Web spiders sent out to map the pattern of Net links

The Internet may not be a chaotic collection of billions of websites, links and quirky creations but may, like many other things…

The Internet may not be a chaotic collection of billions of websites, links and quirky creations but may, like many other things, have a definable structure.

UCD scientists are embarking on a three-year study to try to make sense of the myriad structures and links that have developed organically as the Internet has developed.

Like physics, chemistry or biology, Prof Mark Keane and Dr Barry Smyth believe that information is governed by basic natural or scientific laws.

To find and define the substance of the behaviour and structure of information on the Internet, the UCD scientists will use a number of web spiders imbued with artificial intelligence to explore the Web.

READ MORE

The spiders will map the pattern of links between the millions of Web addresses around the world.

If they are successful in finding a definite structure or pattern to the way websites link to each other, they can use modelling based on this data to then build search engines that are far more effective than existing ones at finding information on the Web.

Finding an underlying structure in the mayhem of a medium that doubles its size every six months is not going to be easy, and the team will be using a number of web spiders - the instruments search engines use to search the net - to trawl the Net The web spiders will work on their task on a 24-hour basis, seven days a week.

Dr Smyth said the team believed certain pages on the Internet were "authorities" in that they were linked to more pages than any others and they would investigate why these pages acted as hubs as opposed to others.
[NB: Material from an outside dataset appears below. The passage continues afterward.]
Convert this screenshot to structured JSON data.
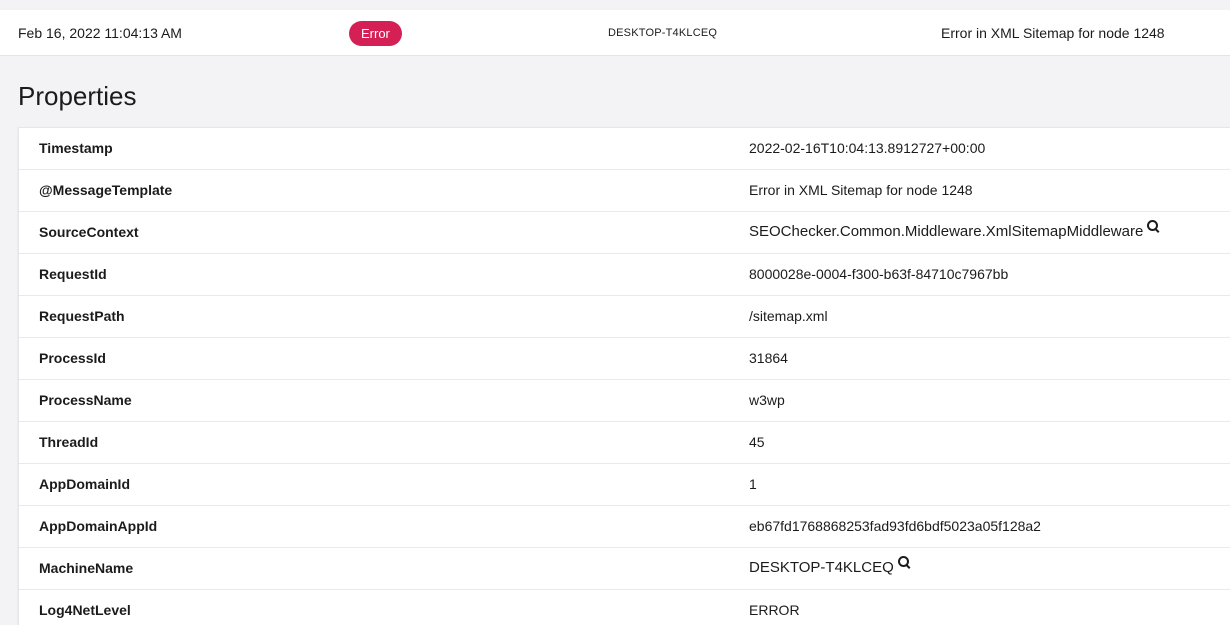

When people look at the Internet, they see a whole mess of sites and a vast tangled web of links, but, up to now, search engines and the Web spiders that they use to gather information on new sites and new information have been quite unintelligent, according to Dr Smyth.

Up to now, most search engines have been text based, with a keyword being the central focus of a query, according to Dr Smyth. Discovering why some websites form links to one another more than others may provide the basis for more intelligent navigation of the Web.
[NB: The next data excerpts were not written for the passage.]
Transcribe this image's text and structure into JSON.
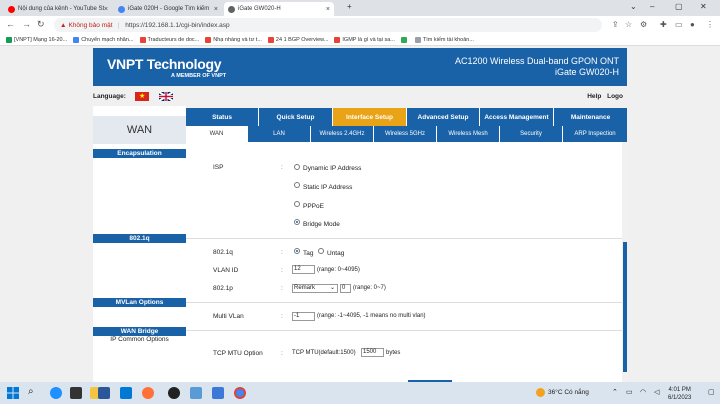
{
  "browser": {
    "tabs": [
      {
        "title": "Nội dung của kênh - YouTube St",
        "favicon_color": "#ff0000"
      },
      {
        "title": "iGate 020H - Google Tìm kiếm",
        "favicon_color": "#4285f4"
      },
      {
        "title": "iGate GW020-H",
        "favicon_color": "#5f6368"
      }
    ],
    "active_tab": 2,
    "address": {
      "warning": "Không bảo mật",
      "url": "https://192.168.1.1/cgi-bin/index.asp"
    },
    "bookmarks": [
      {
        "label": "[VNPT] Mạng 16-20...",
        "color": "#0f9d58"
      },
      {
        "label": "Chuyển mạch nhân...",
        "color": "#4285f4"
      },
      {
        "label": "Traducteurs de doc...",
        "color": "#ea4335"
      },
      {
        "label": "Nhạ nhàng và tư t...",
        "color": "#ea4335"
      },
      {
        "label": "24 1 BGP Overview...",
        "color": "#ea4335"
      },
      {
        "label": "IGMP là gì và tại sa...",
        "color": "#ea4335"
      },
      {
        "label": "",
        "color": "#34a853"
      },
      {
        "label": "Tìm kiếm tài khoản...",
        "color": "#9aa0a6"
      }
    ]
  },
  "router": {
    "logo": "VNPT Technology",
    "logo_sub": "A MEMBER OF VNPT",
    "product_line1": "AC1200 Wireless Dual-band GPON ONT",
    "product_line2": "iGate GW020-H",
    "language_label": "Language:",
    "help": "Help",
    "logout": "Logo",
    "main_tabs": [
      "Status",
      "Quick Setup",
      "Interface Setup",
      "Advanced Setup",
      "Access Management",
      "Maintenance"
    ],
    "main_active": "Interface Setup",
    "sub_tabs": [
      "WAN",
      "LAN",
      "Wireless 2.4GHz",
      "Wireless 5GHz",
      "Wireless Mesh",
      "Security",
      "ARP Inspection"
    ],
    "sub_active": "WAN",
    "sidebar": {
      "title": "WAN",
      "sections": [
        "Encapsulation",
        "802.1q",
        "MVLan Options",
        "WAN Bridge"
      ],
      "ip_common": "IP Common Options"
    },
    "form": {
      "isp_label": "ISP",
      "isp_options": [
        "Dynamic IP Address",
        "Static IP Address",
        "PPPoE",
        "Bridge Mode"
      ],
      "isp_selected": "Bridge Mode",
      "dot1q_label": "802.1q",
      "tag": "Tag",
      "untag": "Untag",
      "tag_selected": "Tag",
      "vlan_id_label": "VLAN ID",
      "vlan_id_value": "12",
      "vlan_id_hint": "(range: 0~4095)",
      "dot1p_label": "802.1p",
      "dot1p_select": "Remark",
      "dot1p_value": "0",
      "dot1p_hint": "(range: 0~7)",
      "multi_vlan_label": "Multi VLan",
      "multi_vlan_value": "-1",
      "multi_vlan_hint": "(range: -1~4095, -1 means no multi vlan)",
      "tcp_mtu_label": "TCP MTU Option",
      "tcp_mtu_text": "TCP MTU(default:1500)",
      "tcp_mtu_value": "1500",
      "tcp_mtu_unit": "bytes"
    }
  },
  "taskbar": {
    "weather": "36°C  Có nắng",
    "time": "4:01 PM",
    "date": "6/1/2023"
  }
}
Dr Smyth said the recent linking of Google, which is a simple linkage-based search engine, with Yahoo is a sign that portals are realising the importance of such methods.

The team hopes to build a Web connectivity database of the pattern of linkages, not just between one website and another, but also the sequence of linkages connecting one site to another through a number of others.

Using artificial intelligence and data mining tools to collate the information in the database, the scientists expect patterns to appear that can then be used in any number of ways.

The research will investigate both narrow and broad coverage, with a focus on different areas of activity on the Web.

The way in which financial or business pages link to each other may be inherently different to the way people navigate travel or sports sites and may give an insight into different patterns of behaviour.

The commercial applications of such information could be invaluable both to those seeking to set up websites and those who are already online but are seeking to discover more effective ways of reaching people with the vast quantity of content that now exists.

Dr Smyth said one of the simplest benefits to come out of the research would be that the resulting statistical information would give surfers the ability to see the most-used links on websites.

The project is a similar to a voyage of discovery into uncharted waters, but Dr Smyth believes such research is essential.

He said the shift from textbased searches to link-based ones would probably lead to more intelligent and accurate search engines, hopefully making navigating the Web a less frustrating experience.

Finding a structure to the apparent chaos of the Internet may be akin to trying to find a yeti in the Himalayas, but the UCD project team is hopeful of providing a better understanding of this confused mass.